Der Ausstieg an der S-Bahn-Station Neuwiedenthal könnte idyllischer kaum sein: vereinzelte Menschen gehen ihren nachmittäglichen Beschäftigungen nach, die Sonne scheint mild und träge auf die grüne Umgebung, Vögel fliegen fröhlich zwitschernd umher. Nur wenige hundert Meter weiter entlang der Bundesstraße B73 und durch ein kleines Wäldchen gestapft, ist aus Richtung der Sportanlage Jägerhof plötzlich vielstimmiger Beifall zu hören. Denn hier findet an zwei Wettkampftagen die von den Roundnet Seals Hamburg ausgerichteten und von Roundnet Germany veranstalteten deutschen Meisterschaften der beliebten Trendsportart Roundnet statt.

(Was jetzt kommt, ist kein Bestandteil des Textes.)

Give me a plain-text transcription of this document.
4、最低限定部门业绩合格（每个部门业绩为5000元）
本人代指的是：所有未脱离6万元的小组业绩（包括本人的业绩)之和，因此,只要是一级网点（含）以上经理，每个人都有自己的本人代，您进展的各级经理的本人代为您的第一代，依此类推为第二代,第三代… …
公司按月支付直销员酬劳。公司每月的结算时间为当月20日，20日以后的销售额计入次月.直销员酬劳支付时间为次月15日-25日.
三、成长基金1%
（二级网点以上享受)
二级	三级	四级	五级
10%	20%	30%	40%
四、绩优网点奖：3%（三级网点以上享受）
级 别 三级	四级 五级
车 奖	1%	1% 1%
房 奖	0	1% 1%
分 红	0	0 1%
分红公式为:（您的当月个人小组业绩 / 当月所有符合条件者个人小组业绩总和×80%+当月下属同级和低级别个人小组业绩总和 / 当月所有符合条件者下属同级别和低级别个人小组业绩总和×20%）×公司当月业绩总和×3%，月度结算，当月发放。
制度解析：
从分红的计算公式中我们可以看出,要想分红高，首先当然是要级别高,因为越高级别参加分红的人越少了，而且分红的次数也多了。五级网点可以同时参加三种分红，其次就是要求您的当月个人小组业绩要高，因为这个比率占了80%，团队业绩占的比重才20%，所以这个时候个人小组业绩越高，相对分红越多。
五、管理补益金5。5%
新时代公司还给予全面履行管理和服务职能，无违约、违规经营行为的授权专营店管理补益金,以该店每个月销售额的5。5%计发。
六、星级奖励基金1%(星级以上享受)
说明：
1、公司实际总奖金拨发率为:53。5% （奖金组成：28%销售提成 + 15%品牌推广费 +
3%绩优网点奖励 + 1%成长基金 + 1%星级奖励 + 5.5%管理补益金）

Anstrengende und lohnende Organisation für die Roundnet Seals
„Hier werden aktuell die Halbfinals ausgespielt“, erklärt mir Jasmin Henning, Mitglied bei den in Harburg ansässigen Seals und Mitorganisatorin des Events. „Leute aus ganz Deutschland sind zusammengekommen, um die deutsche Meisterschaft der Frauen und Herren auszutragen.“ Die Mixed-Meisterschaft wurde bereits im Juli in Heidelberg durchgeführt.
„Wir haben uns einfach beworben.“ Nach dem Zuschlag hieß es: einen Platz finden, Spielpläne erstellen und Sponsoren finden. „Die Organisation ist eine heftige Challenge, aber die Leute sind super dankbar und cool. Außerdem haben wir von allen Seiten Hilfe bekommen.“
Zwei Teams mit jeweils zwei Akteuren um ein kleines Trampolin
In einer großen Runde haben sich etwa 150 bis 200 Sportlerinnen und Sportler um das Spielfeld versammelt: In einem kleinen Kreis steht ein unscheinbares Trampolin, zwei Teams aus jeweils zwei jungen Männern versuchen in Volleyball-Manier, abwechselnd einen faustgroßen Ball zuerst in der Luft zu halten und ihn dann möglichst präzise auf das Trampolin zu hämmern. Nach jedem Punkt wird abgeklatscht, besonders gute Spielzüge werden mit Kommentaren wie „Schöner Touch!“ oder „Super Set!“ aus der Zuschauermenge kommentiert.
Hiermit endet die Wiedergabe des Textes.